Despite a renewed focus on health in a post-pandemic world, the European Union is still suffering from critical medicine shortages. Bulgaria, for example, has been often left without essential cancer treatments. The EU member is just one case in a series of more than 30 shortcomings that the European Medicines Agency (EMA) has identified.
This exposes a glaring inefficiency in the single market, but it also presents an opportunity. The bloc must become stronger, more resilient, and boost its public health systems.
To do so, we must begin with understanding where our medications and their active ingredients are produced. Prioritising domestic production will strengthen our supply chains and ensure that we are better equipped to face future crises.
Single market for health
Stronger health cooperation within the EU is central to achieving health security. The single market can support this effort. Health policy remains primarily a national responsibility, but European collaboration on measures like stockpiling will bring added value. A coordinated approach will help protect citizens — and build resilient and innovative public health systems.

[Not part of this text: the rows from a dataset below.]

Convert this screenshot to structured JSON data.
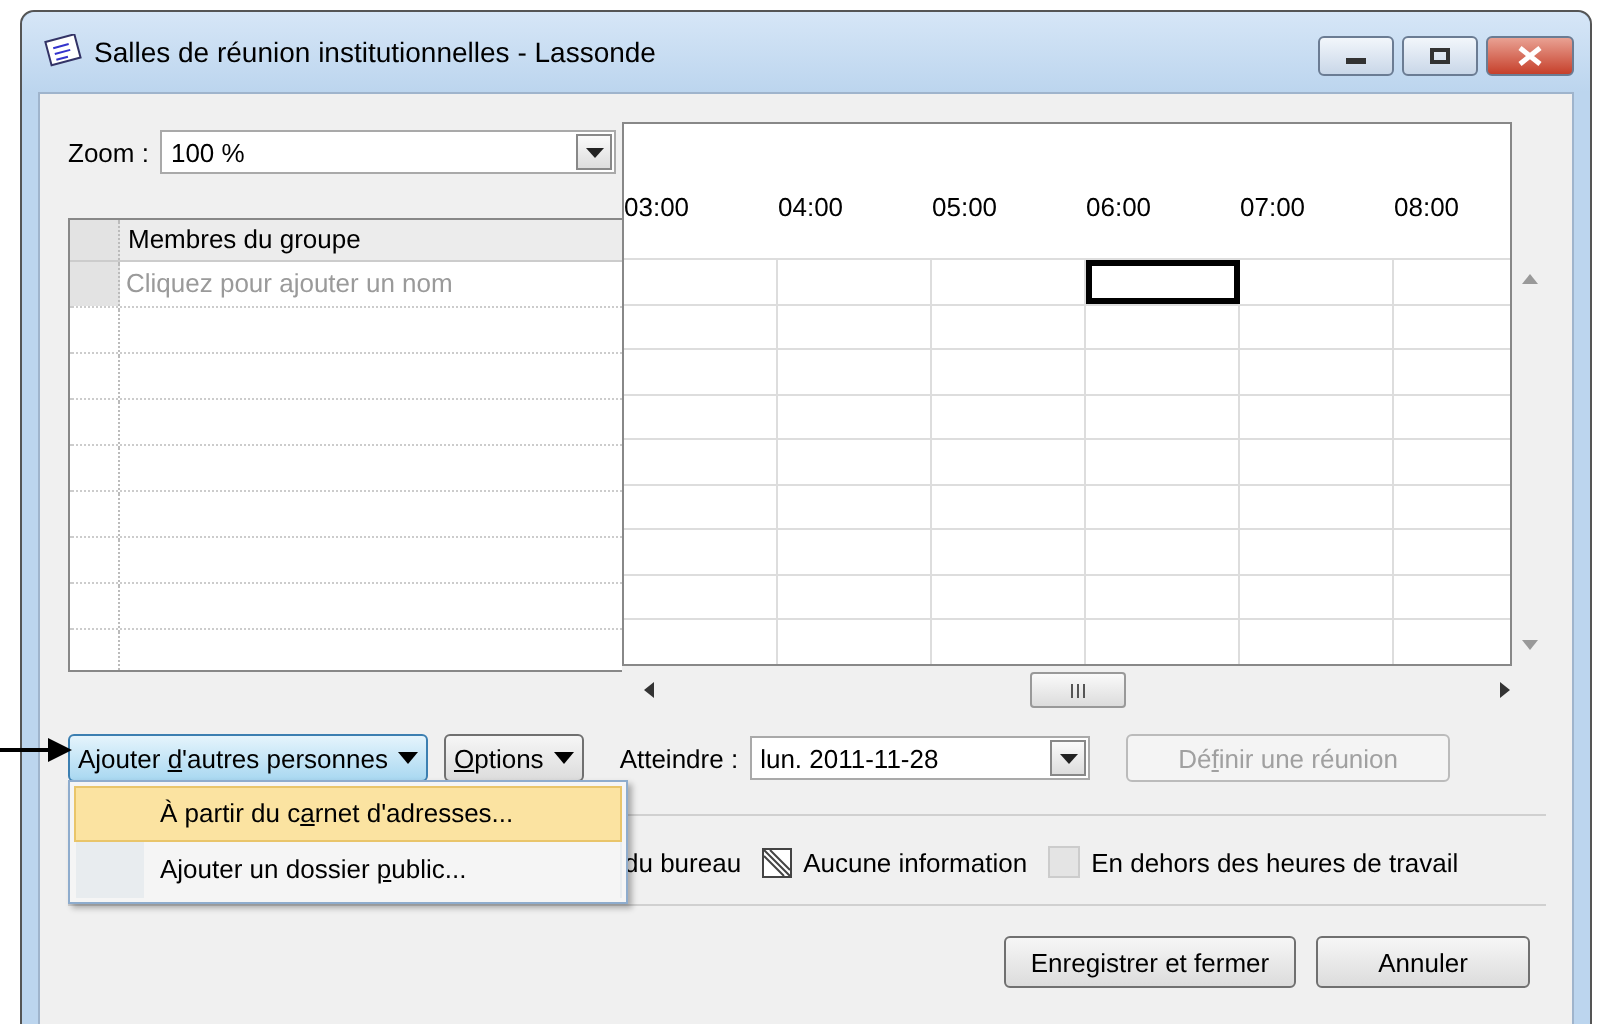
{
  "window": {
    "title": "Salles de réunion institutionnelles - Lassonde"
  },
  "zoom": {
    "label": "Zoom :",
    "value": "100 %"
  },
  "members": {
    "header": "Membres du groupe",
    "placeholder": "Cliquez pour ajouter un nom"
  },
  "timeline": {
    "hours": [
      "03:00",
      "04:00",
      "05:00",
      "06:00",
      "07:00",
      "08:00"
    ]
  },
  "add_button": {
    "pre": "Ajouter ",
    "key": "d",
    "post": "'autres personnes"
  },
  "options_button": {
    "key": "O",
    "post": "ptions"
  },
  "goto": {
    "label": "Atteindre :",
    "value": "lun. 2011-11-28"
  },
  "define_button": {
    "pre": "Dé",
    "key": "f",
    "post": "inir une réunion",
    "disabled": true
  },
  "menu": [
    {
      "pre": "À partir du c",
      "key": "a",
      "post": "rnet d'adresses...",
      "selected": true
    },
    {
      "pre": "Ajouter un dossier ",
      "key": "p",
      "post": "ublic...",
      "selected": false
    }
  ],
  "legend": [
    {
      "kind": "plain",
      "label": "du bureau"
    },
    {
      "kind": "hatched",
      "label": "Aucune information"
    },
    {
      "kind": "grey",
      "label": "En dehors des heures de travail"
    }
  ],
  "footer": [
    "Enregistrer et fermer",
    "Annuler"
  ]
}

The forthcoming Critical Medicines Act (CMA) provides an opportunity to do this. The EU must create a framework for joint purchasing, mirroring the successful vaccine procurement strategies used during the pandemic. The CMA must deliver on access for the most critical medicines for all Europeans, regardless of where they are.
Money is, of course, crucial. Through the EU budget, we must protect and revitalise health funding, restoring the misguided cuts in recent years to reflect what we learned from the COVID-19 pandemic.
Discussions over the EU’s next budget are in full swing. There are some early positive signs. In his hearing, the EU’s budget commissioner, Piotr Serafin, said “everything that we can do better, cheaper, and together, we have to do."
We must ensure that Serafin puts his money, and policy, where his mouth is.
A healthier Europe
The upcoming CMA should encompass a European Investment Plan to strengthen production capacities for key medicines. A combination of a budget-funded investment programme in combination with private capital should be leveraged by the EU, with state aid freed up where absolutely needed.
The ability to access private finance for these projects must be improved and accelerated. There will need to be a one-stop-shop system, delivered by the EU, that quickly funds projects and makes the most of what the European Investment Bank and other financial instruments can offer. That is not possible today, as companies often have to apply for different funds before they get what they need. This hampers the process.
We also need mobility. That means contingency stockpiles for key medicines, which can quickly and easily move across borders. Rapid access to them would be a huge boost for national public health systems.
All of this demands more European cooperation and coordination. We will need EU-level manufacturing and storage, forecasting and transparent data sharing.
Of course, we cannot act alone. The bloc must make good use of “friend-shoring,” working closely with key trade partners that share our goals and our values. As we strengthen European independence, we must not forget that trade and collaboration between others is what made EU what it is today.